Isso por si só já seria um feito extraordinário (imaginem a dificuldade de sincronizar todos os atores, todos os espaços, o deslocamento da câmera em uma única cena, sobre assuntos tão psicologicamente densos, sem que ninguém possa errar). Mas a escolha é muito coerente com a proposta da série.
No cinema tradicional, através do recurso da montagem, o espectador pode contemplar diferentes perspectivas e pontos de vista sobre uma mesma história. Uma série tradicional mostraria o crime pela perspectiva do núcleo policial e a investigação. Depois o núcleo familiar, suas nuances. Ainda, talvez, o ponto de vista da vítima… e tudo isso seria usado para construir uma bricolagem narrativa que tentaria abordar o fato de maneira mais rica e complexa.
Mas em Adolescência não. A construção em plano sequência mantém o espectador preso ao personagem. Não há outros pontos de vista, e, com isso, somos obrigados a mergulhar em sua mente e emoções. O que será que se passou? Não há respostas simples, fáceis. A série não entrega evidências claras, apenas um desconforto crescente.
No primeiro episódio, que começa com a prisão de Jamie e acompanha seu primeiro interrogatório na delegacia passamos pelo primeiro baque. Assim, acompanhamos seu pai que no começo defende seu filho como um “mero garoto inocente” até a brutal tomada de consciência de que talvez seu filho – um garoto de apenas 13 anos – tenha mesmo cometido um crime hediondo. E graças ao recurso técnico do plano sequência, tudo o que nos resta é ocupar o mesmo lugar subjetivo do pai e se perguntar: “mas quem é esse jovem sentado ao meu lado? Por que fez isso?”. Nenhum tiro, nenhum golpe, nenhuma explosão, nenhuma ação. Apenas um mal-estar e um estranhamento de dar um nó na garganta.
Essa, na verdade, é a pergunta central da mini série. Será que conhecemos nossos jovens? Sabemos mesmo o que se passa em suas cabeças?
A construção da subjetividade masculina
Aos poucos, vamos descobrindo que há uma base ideológica por trás do crime e que sustenta esse ódio às mulheres.
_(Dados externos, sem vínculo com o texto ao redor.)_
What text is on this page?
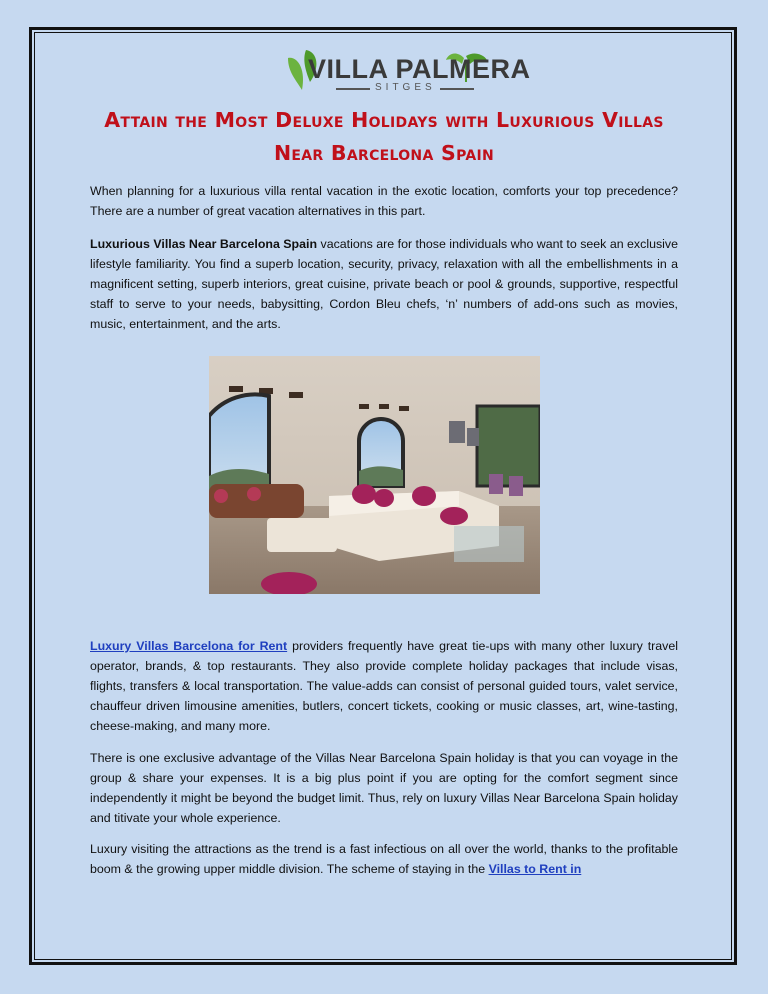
VILLA PALMERA
SITGES
Attain the Most Deluxe Holidays with Luxurious Villas Near Barcelona Spain

When planning for a luxurious villa rental vacation in the exotic location, comforts your top precedence? There are a number of great vacation alternatives in this part.

Luxurious Villas Near Barcelona Spain vacations are for those individuals who want to seek an exclusive lifestyle familiarity. You find a superb location, security, privacy, relaxation with all the embellishments in a magnificent setting, superb interiors, great cuisine, private beach or pool & grounds, supportive, respectful staff to serve to your needs, babysitting, Cordon Bleu chefs, ‘n’ numbers of add-ons such as movies, music, entertainment, and the arts.

Luxury Villas Barcelona for Rent providers frequently have great tie-ups with many other luxury travel operator, brands, & top restaurants. They also provide complete holiday packages that include visas, flights, transfers & local transportation. The value-adds can consist of personal guided tours, valet service, chauffeur driven limousine amenities, butlers, concert tickets, cooking or music classes, art, wine-tasting, cheese-making, and many more.

There is one exclusive advantage of the Villas Near Barcelona Spain holiday is that you can voyage in the group & share your expenses. It is a big plus point if you are opting for the comfort segment since independently it might be beyond the budget limit. Thus, rely on luxury Villas Near Barcelona Spain holiday and titivate your whole experience.

Luxury visiting the attractions as the trend is a fast infectious on all over the world, thanks to the profitable boom & the growing upper middle division. The scheme of staying in the Villas to Rent in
Pela análise de postagens em redes sociais, os investigadores vão se deparando com um mundo que até então lhes era estranho: os discursos mascunilistas e suas subculturas derivadas como red pills, sigmas, incels (celibatários involuntários) etc. E não se trata apenas dos influenciadores famosos, cruéis e tóxicos. São discursos mais ou menos difundidos nas bolhas dos fóruns, games etc.
Mas não se trata aqui de culpar o jovem incel pelo crime. Esse seria um reducionismo fácil. A questão que se coloca é que esses discursos estão mais ou menos difundidos entre os jovens, inclusive entre garotos e garotas. Sendo a própria vítima uma das praticantes de bullying contra o criminoso, zombando-o como “incel”. Que recursos esses jovens tem para lidar com a não aceitação, a insegurança, a violência que se expressa de forma difundida entre todos os jovens? Cada um em sua jornada vai construindo seu ferramental para isso mas até que se atinja a maturidade para lidar, vamos enfrentar um turbilhão de dúvidas e emoções: às vezes tristeza, às vezes angústia, outras vezes raiva e violência. E aqui está o risco dessas ideologias: caem como uma luva para um momento de extrema fragilidade.
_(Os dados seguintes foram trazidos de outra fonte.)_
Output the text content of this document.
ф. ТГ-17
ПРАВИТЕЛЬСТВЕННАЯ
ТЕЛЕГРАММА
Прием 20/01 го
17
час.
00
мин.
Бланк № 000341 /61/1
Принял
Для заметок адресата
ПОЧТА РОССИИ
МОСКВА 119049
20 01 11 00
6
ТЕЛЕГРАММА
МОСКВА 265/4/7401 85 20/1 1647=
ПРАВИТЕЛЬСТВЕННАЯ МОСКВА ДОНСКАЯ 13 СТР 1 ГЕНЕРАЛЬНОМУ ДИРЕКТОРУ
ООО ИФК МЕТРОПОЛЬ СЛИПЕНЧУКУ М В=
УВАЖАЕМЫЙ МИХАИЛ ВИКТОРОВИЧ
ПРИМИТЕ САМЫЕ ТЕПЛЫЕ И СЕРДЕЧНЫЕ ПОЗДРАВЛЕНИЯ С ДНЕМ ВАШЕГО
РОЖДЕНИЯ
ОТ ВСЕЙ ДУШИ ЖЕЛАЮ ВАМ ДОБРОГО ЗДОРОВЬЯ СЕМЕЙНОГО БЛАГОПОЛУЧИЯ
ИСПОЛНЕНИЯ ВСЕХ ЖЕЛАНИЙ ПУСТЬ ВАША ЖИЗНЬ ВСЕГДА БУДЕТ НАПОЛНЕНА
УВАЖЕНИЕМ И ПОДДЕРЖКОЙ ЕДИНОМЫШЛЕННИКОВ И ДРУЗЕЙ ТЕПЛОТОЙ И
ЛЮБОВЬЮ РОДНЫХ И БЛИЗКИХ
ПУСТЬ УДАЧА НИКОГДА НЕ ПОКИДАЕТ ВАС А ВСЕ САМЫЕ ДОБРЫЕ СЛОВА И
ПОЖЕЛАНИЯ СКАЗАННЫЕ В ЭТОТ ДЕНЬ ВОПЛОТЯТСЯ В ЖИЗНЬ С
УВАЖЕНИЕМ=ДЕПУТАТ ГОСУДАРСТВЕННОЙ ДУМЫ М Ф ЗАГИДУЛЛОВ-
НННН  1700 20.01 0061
A trama é intrincada e nada na série tem resposta fácil. São camadas de violência sobre camadas de violência, o que fica explícito quando Jamie admite ter imaginado que sua vítima, fruto de outro episódio de machismo, poderia estar frágil e por isso seria facilmente submetida. Mas é Jamie que acaba humilhado.
O debate aqui é, justamente, sob a constituição da subjetividade de um adolescente. A puberdade é um momento de profunda transformação biológica, química, social e subjetiva pela qual todos nós passamos. É um momento de reestruturação simbólica do pertencimento e, não raramente, nos afastamos no núcleo familiar e amarguramos a sensação de quem “ninguém nos entende” (na verdade, nem a gente está se entendendo).
Se essa crise e o relativo afastamento é um processo natural e saudável, é também um momento de vulnerabilidade. E, com o boom das redes sociais, contraditoriamente, estamos ao mesmo tempo tão isolados e tão expostos.
Um dos próprios criadores, que criou perfis falsos e mergulhou nesses fóruns para entender a dinâmica desses grupos, declarou que se tivesse encontrado esses discursos durante suas crises existências da puberdade, talvez elas fizessem algum sentido.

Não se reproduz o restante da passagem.